The Lund team is using a modified linac to deliver 10 MeV electron beams at dose rates of more than 400 Gy/s. Konradsson described a dose escalation trial in canine cancer patients, using a single fraction of FLASH, which concluded that the approach was feasible and safe, with response in most patients, and a maximum tolerated dose 35 Gy.
Konradsson also described the use of surface-guided radiotherapy for motion management during FLASH treatment of canine patients. “I really think veterinary patients can help us close the translational gap,” she told the audience.
Into the clinic?
The day concluded with a debate examining whether FLASH is ready for the clinic. The first speaker, Ran Mackay from The Christie, does not think that it is. He told the audience that he had attended FRPT 2022 hoping to understand the mechanisms underlying FLASH – but actually came back with a “top 10” of potential options, ranging from free radical recombination to DNA damage, reactive oxygen species to the effect of local oxygen consumption. “So can you deliver FLASH radiotherapy with all this uncertainty about FLASH mechanisms?” he asked.
While FLASH has been prescribed for patients, including treatment of a single patient with skin cancer and the FAST-01 proton FLASH trial of bone metastases, Mackay noted that “these are fairly safe starting points”.
Mackay argued that currently, it’s not clear how to prescribe a course of effective FLASH radiotherapy and we don’t understand enough about dose rate required to induce FLASH or the key parameters to optimize in a treatment plan. With so many questions remaining, he asked whether we are ready to move to prescriptions that rely on FLASH for normal tissue sparing. “We have to be cautious in how we move forward to broader application of FLASH radiotherapy,” he said.

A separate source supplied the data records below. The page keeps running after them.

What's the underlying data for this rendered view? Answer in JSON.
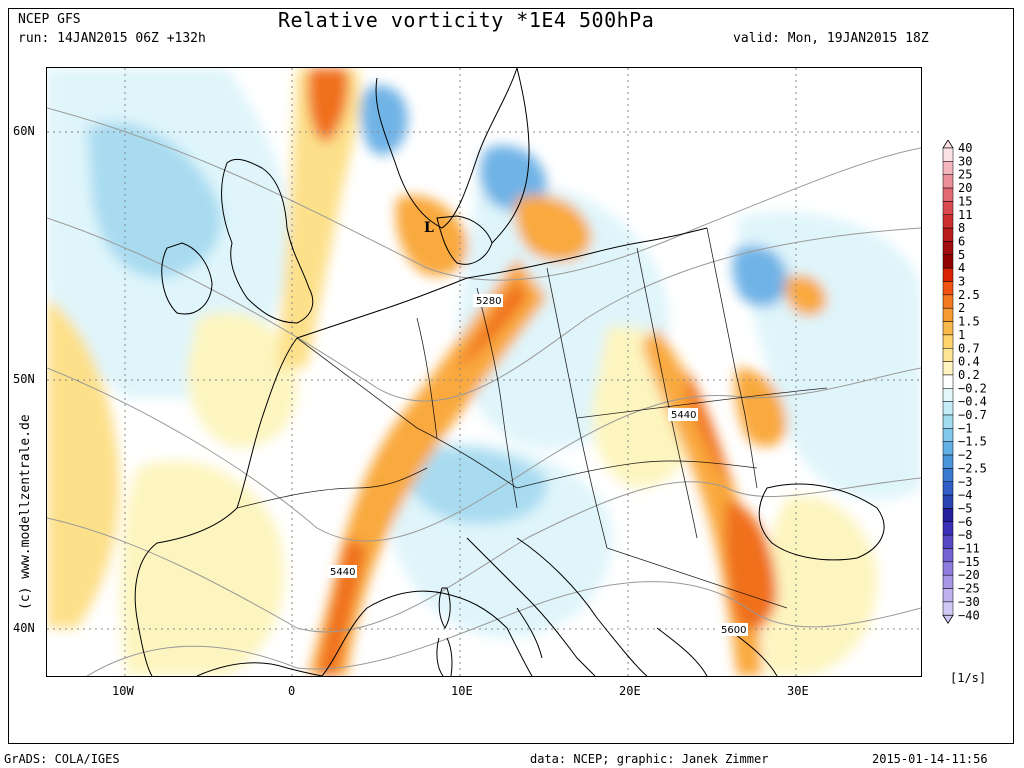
{
  "header": {
    "model": "NCEP GFS",
    "run": "run: 14JAN2015 06Z +132h",
    "title": "Relative vorticity *1E4 500hPa",
    "valid": "valid: Mon, 19JAN2015 18Z"
  },
  "map": {
    "projection": "lat-lon",
    "lon_range": [
      -15,
      38
    ],
    "lat_range": [
      37.5,
      62.5
    ],
    "lon_ticks": [
      "10W",
      "0",
      "10E",
      "20E",
      "30E"
    ],
    "lat_ticks": [
      "60N",
      "50N",
      "40N"
    ],
    "contour_labels": [
      "5280",
      "5440",
      "5440",
      "5600"
    ],
    "low_marker": "L",
    "colors": {
      "pos_weak": "#fdf5c0",
      "pos_light": "#fde08a",
      "pos_mid": "#f9a93c",
      "pos_strong": "#f0701a",
      "pos_max": "#d9400b",
      "neg_weak": "#dff5fb",
      "neg_light": "#a9dbf0",
      "neg_mid": "#6fb3e6",
      "neg_strong": "#3f7fd1",
      "coast": "#000000",
      "geopotential": "#999999"
    }
  },
  "legend": {
    "unit": "[1/s]",
    "levels": [
      "40",
      "30",
      "25",
      "20",
      "15",
      "11",
      "8",
      "6",
      "5",
      "4",
      "3",
      "2.5",
      "2",
      "1.5",
      "1",
      "0.7",
      "0.4",
      "0.2",
      "−0.2",
      "−0.4",
      "−0.7",
      "−1",
      "−1.5",
      "−2",
      "−2.5",
      "−3",
      "−4",
      "−5",
      "−6",
      "−8",
      "−11",
      "−15",
      "−20",
      "−25",
      "−30",
      "−40"
    ],
    "colors": [
      "#fae1e4",
      "#f4b6bd",
      "#ec8f98",
      "#e26874",
      "#d94a51",
      "#cc2f30",
      "#b91a1a",
      "#a10c0c",
      "#8f0000",
      "#d92300",
      "#f05410",
      "#f47920",
      "#f89a32",
      "#fbb84a",
      "#fdd36c",
      "#fee596",
      "#fff3c2",
      "#ffffff",
      "#e3f7fb",
      "#c4ecf7",
      "#a1dcf1",
      "#80c8ec",
      "#62b0e4",
      "#4a95dc",
      "#3a79d2",
      "#2f5ec6",
      "#2b44b4",
      "#261f9e",
      "#3b2fb8",
      "#5848c6",
      "#7462d2",
      "#8f7ddd",
      "#a898e6",
      "#bdb1ee",
      "#d0c8f4"
    ]
  },
  "credit": "(c)  www.modellzentrale.de",
  "footer": {
    "left": "GrADS: COLA/IGES",
    "center": "data: NCEP; graphic: Janek Zimmer",
    "right": "2015-01-14-11:56"
  }
}
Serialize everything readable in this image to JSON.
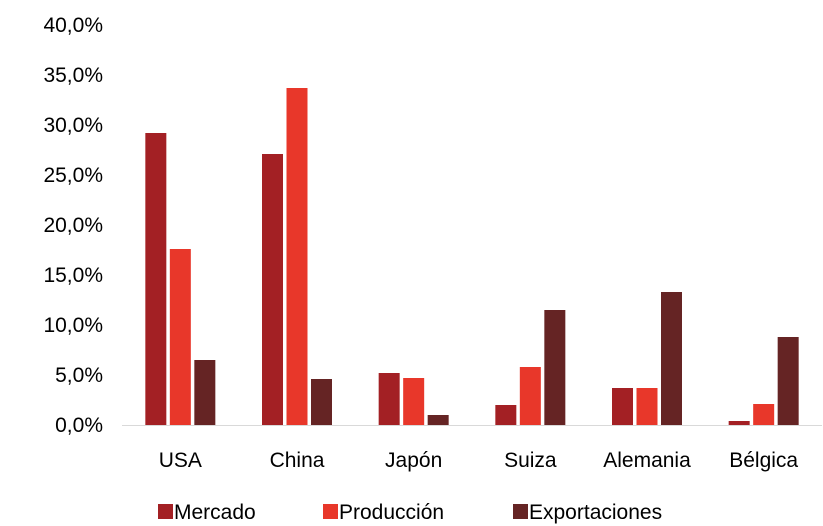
{
  "chart_data": {
    "type": "bar",
    "categories": [
      "USA",
      "China",
      "Japón",
      "Suiza",
      "Alemania",
      "Bélgica"
    ],
    "series": [
      {
        "name": "Mercado",
        "color": "#A32024",
        "values": [
          29.2,
          27.1,
          5.2,
          2.0,
          3.7,
          0.4
        ]
      },
      {
        "name": "Producción",
        "color": "#E8372A",
        "values": [
          17.6,
          33.7,
          4.7,
          5.8,
          3.7,
          2.1
        ]
      },
      {
        "name": "Exportaciones",
        "color": "#652424",
        "values": [
          6.5,
          4.6,
          1.0,
          11.5,
          13.3,
          8.8
        ]
      }
    ],
    "ylim": [
      0,
      40
    ],
    "yticks": [
      "0,0%",
      "5,0%",
      "10,0%",
      "15,0%",
      "20,0%",
      "25,0%",
      "30,0%",
      "35,0%",
      "40,0%"
    ],
    "grid": false,
    "legend_position": "bottom",
    "title": "",
    "xlabel": "",
    "ylabel": ""
  }
}
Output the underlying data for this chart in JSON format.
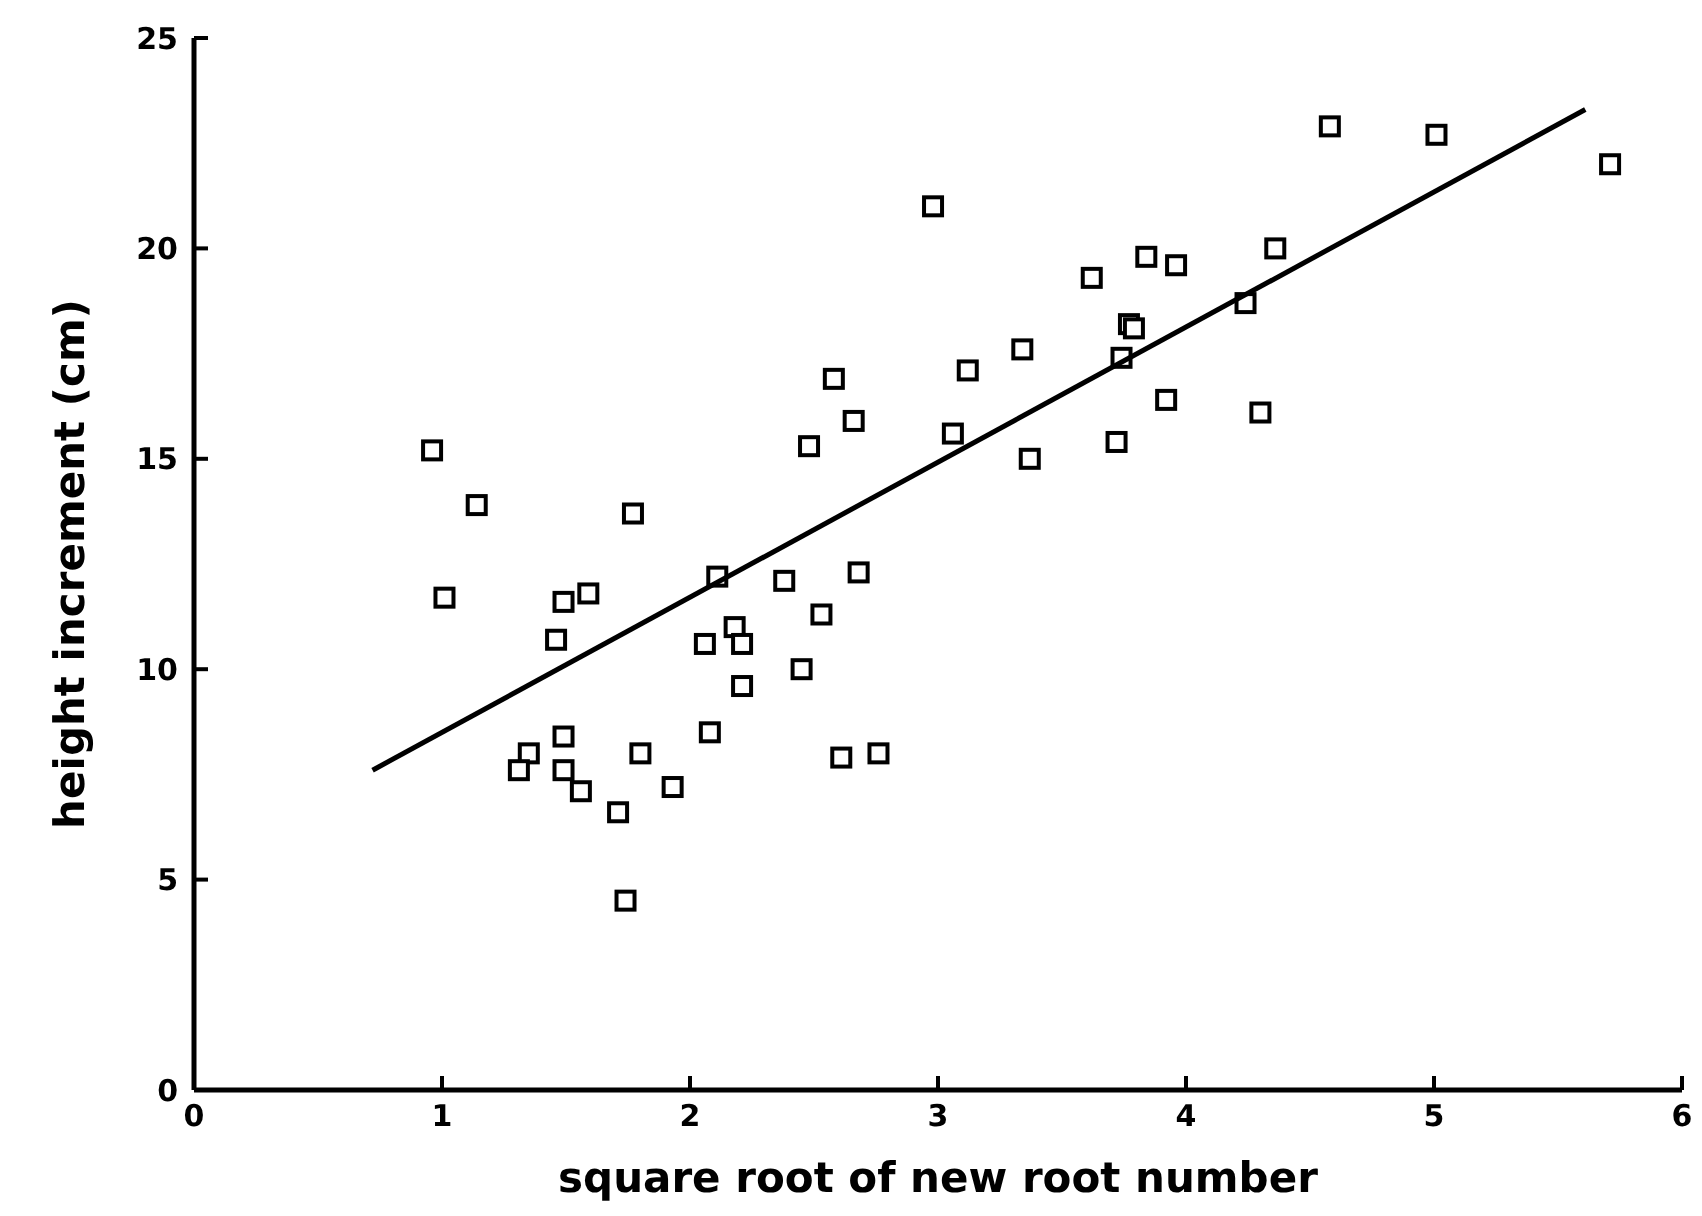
{
  "chart_data": {
    "type": "scatter",
    "xlabel": "square root of new root number",
    "ylabel": "height increment (cm)",
    "xlim": [
      0,
      6
    ],
    "xticks": [
      0,
      1,
      2,
      3,
      4,
      5,
      6
    ],
    "ylim": [
      0,
      25
    ],
    "yticks": [
      0,
      5,
      10,
      15,
      20,
      25
    ],
    "grid": false,
    "marker": "square",
    "series": [
      {
        "color": "#000000",
        "x": [
          0.96,
          1.01,
          1.14,
          1.77,
          2.98,
          2.58,
          2.66,
          2.48,
          2.11,
          2.38,
          2.68,
          1.49,
          1.59,
          1.46,
          2.06,
          2.18,
          2.21,
          2.53,
          2.45,
          2.21,
          2.08,
          1.49,
          1.35,
          1.31,
          1.49,
          1.56,
          1.8,
          1.93,
          1.71,
          1.74,
          2.61,
          2.76,
          4.58,
          5.01,
          5.71,
          4.36,
          3.84,
          3.96,
          3.62,
          4.24,
          3.77,
          3.79,
          3.34,
          3.74,
          3.12,
          3.92,
          4.3,
          3.06,
          3.72,
          3.37
        ],
        "values": [
          15.2,
          11.7,
          13.9,
          13.7,
          21.0,
          16.9,
          15.9,
          15.3,
          12.2,
          12.1,
          12.3,
          11.6,
          11.8,
          10.7,
          10.6,
          11.0,
          10.6,
          11.3,
          10.0,
          9.6,
          8.5,
          8.4,
          8.0,
          7.6,
          7.6,
          7.1,
          8.0,
          7.2,
          6.6,
          4.5,
          7.9,
          8.0,
          22.9,
          22.7,
          22.0,
          20.0,
          19.8,
          19.6,
          19.3,
          18.7,
          18.2,
          18.1,
          17.6,
          17.4,
          17.1,
          16.4,
          16.1,
          15.6,
          15.4,
          15.0
        ]
      },
      {
        "type": "line",
        "color": "#000000",
        "marker": "none",
        "line_style": "solid",
        "x": [
          0.72,
          5.61
        ],
        "values": [
          7.6,
          23.3
        ]
      }
    ]
  }
}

Another problem is the lack of relevant treatment machines, with no CE marked clinical device for delivering FLASH. “We can only deliver under an investigational device exemption granted in the US for one manufacturer’s proton machines,” said Mackay. He also pointed out that there’s also currently no way to verify FLASH delivery in vivo. “In reality, we deliver a high dose rate and hope to induce FLASH,” he explained. “But there’s nothing in FAST-01 to show evidence we delivered FLASH, we hope that FLASH is being induced, but have no evidence.”
Arguing the case that FLASH is ready for the clinic was Ricky Sharma from Varian and University College London, who had earlier told the delegates about the FAST-01 and FAST-02 clinical trials.
Sharma suggested that while we may not know the exact mechanisms underlying FLASH, it may not be a necessity to fully understand this prior to early implementation. Concerns regarding risks to trial patients will be addressed by regulatory bodies, he said, pointing out that clinical trials have already received regulatory approval, and that long-term follow-up is built into these studies. He noted that more than 200 preclinical studies have been published, including peer reviewed papers in high-impact journals. None of these studies showed that FLASH may risk tumour sparing.
“So is FLASH ready for the clinic? I’d argue it is already in the clinic,” Sharma concluded. “Is it ready for CE or FDA approval? No, it’s not. But it is ready for clinical trials, the first steps have already been taken.”
And the audience agreed with Sharma, with a show of hands vote concluding that FLASH indeed is ready for the clinic. A fitting end to a highly informative day.